Коней было всего пять – кобылки Лоренца и Олафа, жеребец Лавра, того самого деревенского наследника, и двое лошадей, запряжённых в телеги. Солдаты, которым не хватило мест, хотели было пойти пешком, но Лавр силой их рассадил на телегах в компанию к монаху Юлису.

– Отсюда до Кипрейки ехать полдня, – возмутился он, – а вы пешком хотели! Да мы ж тогда и вовсе к ночи не доберёмся! Ещё обратно ж как-то ковылять!

Снаружи лагеря было промозгло и мокро. Это было тяжело признать, но внутри кольца телег, с этими тесными двориками и продувавшимися шатрами, было хоть какое-то подобие уюта. За те дни, что Лоренц провёл в лагере, погода ещё больше испортилась. Приближающаяся зима, конечно, была здесь не очень снежная – но непривычных к холоду людей ветер пробирал до костей. Лавр выехал вперёд, чтоб показывать дорогу, и они отправились по тонкой промятой тропинке через серо-жёлтую тоскливую степь.

– Я рад, что наконец про меня вспомнили, – юноша улыбнулся, увидев, что Лоренц подъехал к нему поближе. – Мы-то с самого начала сборов там стоим, чай, добираться-то легко было, чего тут, в полдень вышел, на закате уже на месте… людей-то моих почти сразу и разобрали по местам, никого ж не было больше, ну так они и прижились на новых назначениях.
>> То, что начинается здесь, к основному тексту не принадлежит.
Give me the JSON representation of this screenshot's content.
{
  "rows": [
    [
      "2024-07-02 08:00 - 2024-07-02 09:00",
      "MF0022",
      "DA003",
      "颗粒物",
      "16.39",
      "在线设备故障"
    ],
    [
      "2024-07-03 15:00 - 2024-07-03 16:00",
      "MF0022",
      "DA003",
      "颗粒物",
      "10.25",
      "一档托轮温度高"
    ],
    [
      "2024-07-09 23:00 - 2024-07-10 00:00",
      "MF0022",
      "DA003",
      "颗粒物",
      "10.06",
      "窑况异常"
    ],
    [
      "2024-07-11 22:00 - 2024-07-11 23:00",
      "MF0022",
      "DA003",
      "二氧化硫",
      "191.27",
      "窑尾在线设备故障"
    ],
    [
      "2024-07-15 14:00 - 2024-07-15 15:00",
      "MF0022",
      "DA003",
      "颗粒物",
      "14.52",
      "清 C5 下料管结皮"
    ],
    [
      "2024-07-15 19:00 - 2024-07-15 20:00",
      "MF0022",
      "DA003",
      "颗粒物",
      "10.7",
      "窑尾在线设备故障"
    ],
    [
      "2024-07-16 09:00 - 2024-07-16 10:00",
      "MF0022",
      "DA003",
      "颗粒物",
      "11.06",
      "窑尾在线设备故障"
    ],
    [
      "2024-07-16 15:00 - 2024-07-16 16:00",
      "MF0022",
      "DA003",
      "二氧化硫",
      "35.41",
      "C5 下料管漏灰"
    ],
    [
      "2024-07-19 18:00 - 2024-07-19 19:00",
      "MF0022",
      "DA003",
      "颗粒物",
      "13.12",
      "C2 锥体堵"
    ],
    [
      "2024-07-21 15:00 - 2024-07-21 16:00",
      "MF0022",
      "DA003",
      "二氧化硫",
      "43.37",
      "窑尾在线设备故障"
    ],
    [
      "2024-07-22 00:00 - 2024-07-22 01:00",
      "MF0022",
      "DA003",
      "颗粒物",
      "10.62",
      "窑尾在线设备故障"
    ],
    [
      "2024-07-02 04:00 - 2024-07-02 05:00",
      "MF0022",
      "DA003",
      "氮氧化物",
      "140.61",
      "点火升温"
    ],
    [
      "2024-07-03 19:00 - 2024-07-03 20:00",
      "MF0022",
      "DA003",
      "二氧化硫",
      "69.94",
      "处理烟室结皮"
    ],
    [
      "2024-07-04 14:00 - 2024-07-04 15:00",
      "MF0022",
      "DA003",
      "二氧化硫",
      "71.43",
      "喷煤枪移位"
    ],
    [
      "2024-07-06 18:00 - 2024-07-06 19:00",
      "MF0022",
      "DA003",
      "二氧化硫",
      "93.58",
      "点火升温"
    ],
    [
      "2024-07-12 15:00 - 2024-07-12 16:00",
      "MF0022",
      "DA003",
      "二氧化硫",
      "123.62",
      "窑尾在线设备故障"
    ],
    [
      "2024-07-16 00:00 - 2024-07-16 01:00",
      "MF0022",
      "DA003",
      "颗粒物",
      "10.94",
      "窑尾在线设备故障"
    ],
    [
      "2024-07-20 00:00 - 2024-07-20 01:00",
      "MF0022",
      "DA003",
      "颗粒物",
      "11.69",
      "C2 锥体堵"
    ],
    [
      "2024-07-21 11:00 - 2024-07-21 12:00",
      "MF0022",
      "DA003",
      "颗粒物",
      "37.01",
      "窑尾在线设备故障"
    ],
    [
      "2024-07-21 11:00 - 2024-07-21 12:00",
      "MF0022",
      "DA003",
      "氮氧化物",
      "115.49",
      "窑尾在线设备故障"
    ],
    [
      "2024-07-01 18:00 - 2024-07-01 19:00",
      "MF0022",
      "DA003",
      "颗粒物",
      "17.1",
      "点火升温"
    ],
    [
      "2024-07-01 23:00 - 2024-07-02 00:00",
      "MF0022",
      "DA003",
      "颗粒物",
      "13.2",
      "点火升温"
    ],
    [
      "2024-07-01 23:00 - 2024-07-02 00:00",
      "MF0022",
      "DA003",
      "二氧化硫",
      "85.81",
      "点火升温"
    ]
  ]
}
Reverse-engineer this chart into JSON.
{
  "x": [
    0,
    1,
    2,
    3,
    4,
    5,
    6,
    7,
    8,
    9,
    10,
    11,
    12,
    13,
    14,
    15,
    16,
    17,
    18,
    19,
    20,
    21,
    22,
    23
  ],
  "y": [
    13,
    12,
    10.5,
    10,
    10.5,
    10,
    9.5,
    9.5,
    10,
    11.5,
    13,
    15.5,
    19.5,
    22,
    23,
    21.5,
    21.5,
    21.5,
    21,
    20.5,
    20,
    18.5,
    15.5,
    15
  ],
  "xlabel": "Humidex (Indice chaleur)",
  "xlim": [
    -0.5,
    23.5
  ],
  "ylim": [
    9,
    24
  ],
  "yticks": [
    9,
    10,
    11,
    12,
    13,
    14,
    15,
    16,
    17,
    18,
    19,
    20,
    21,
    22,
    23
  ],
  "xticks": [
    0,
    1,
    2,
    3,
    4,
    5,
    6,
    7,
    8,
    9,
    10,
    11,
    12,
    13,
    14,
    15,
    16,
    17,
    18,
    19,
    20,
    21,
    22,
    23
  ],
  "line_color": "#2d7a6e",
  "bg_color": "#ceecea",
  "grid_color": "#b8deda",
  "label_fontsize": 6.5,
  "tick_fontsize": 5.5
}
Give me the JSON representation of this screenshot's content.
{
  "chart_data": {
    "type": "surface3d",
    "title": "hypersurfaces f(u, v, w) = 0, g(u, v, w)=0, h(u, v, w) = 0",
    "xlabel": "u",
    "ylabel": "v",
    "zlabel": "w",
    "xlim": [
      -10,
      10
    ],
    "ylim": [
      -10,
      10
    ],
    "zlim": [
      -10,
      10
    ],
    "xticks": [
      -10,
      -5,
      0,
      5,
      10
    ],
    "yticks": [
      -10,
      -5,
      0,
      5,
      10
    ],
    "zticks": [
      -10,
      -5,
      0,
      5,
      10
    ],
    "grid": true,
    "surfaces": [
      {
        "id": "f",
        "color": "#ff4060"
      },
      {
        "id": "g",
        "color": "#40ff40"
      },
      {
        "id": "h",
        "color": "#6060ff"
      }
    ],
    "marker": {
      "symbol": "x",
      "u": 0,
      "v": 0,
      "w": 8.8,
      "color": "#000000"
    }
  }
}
А я вот… ну, гонял их, конечно, чтоб хоть не забыли, как оружие держать, но на что полезное не направляли.

– Неужели поход за сеном и зерном достоин нашего места? – Сиятельство бросил на него тоскливый взгляд, – конечно, с рядовыми должен ехать офицер, чтоб договориться с властями, но нас-то с вами… какой в этом смысл? Разве мы не принесём больше пользы в боях, в разведке или на занятиях с легионерами?

Лавр чуть поморщился.

– Перестраховываются… их можно понять. Вы помните, как Его Светлость занял своё место?

– Понятия не имею, – признался Лоренц, – это произошло давно, я был совсем малышом. Он, кажется, племянник своего предшественника?

– Всё так, Ваше Сиятельство, племянник, – подручник уверенно посмотрел вдаль. – Эй, после того куста на развилке идём налево! – велел он и повернулся обратно. – Я хорошо помню, мне почти тринадцать уже было. Прошлый главнокомандующий угробил наше ополчение. Честолюбие не позволило ему дождаться подкрепления – как же, уже ведь стоят, и позиции по ту сторону реки такие выгодные. Уверен был, что всё схвачено, – он вздохнул. – Сам выжил, конечно. Такие всегда выживают. После ходил по домам, просил прощения за не вернувшихся с бойни. Деньги по семьям все раздал, которые с собой были. А через два дня его нашли повешенным в казармах.

– Ему помог кто-то из тех самых семей? – недоверчиво спросил Лоренц. Лавр пожал плечами.

– Вряд ли. Это гордыня сгубила его людей. И, скорее всего, она же не позволила жить дальше с этой мыслью, – он вздохнул. – Но это многому научило наше командование. Фернетт за эти одиннадцать лет не позволил себе совершить ни одной ошибки. Если такое повторится – то теперь уж точно помогут.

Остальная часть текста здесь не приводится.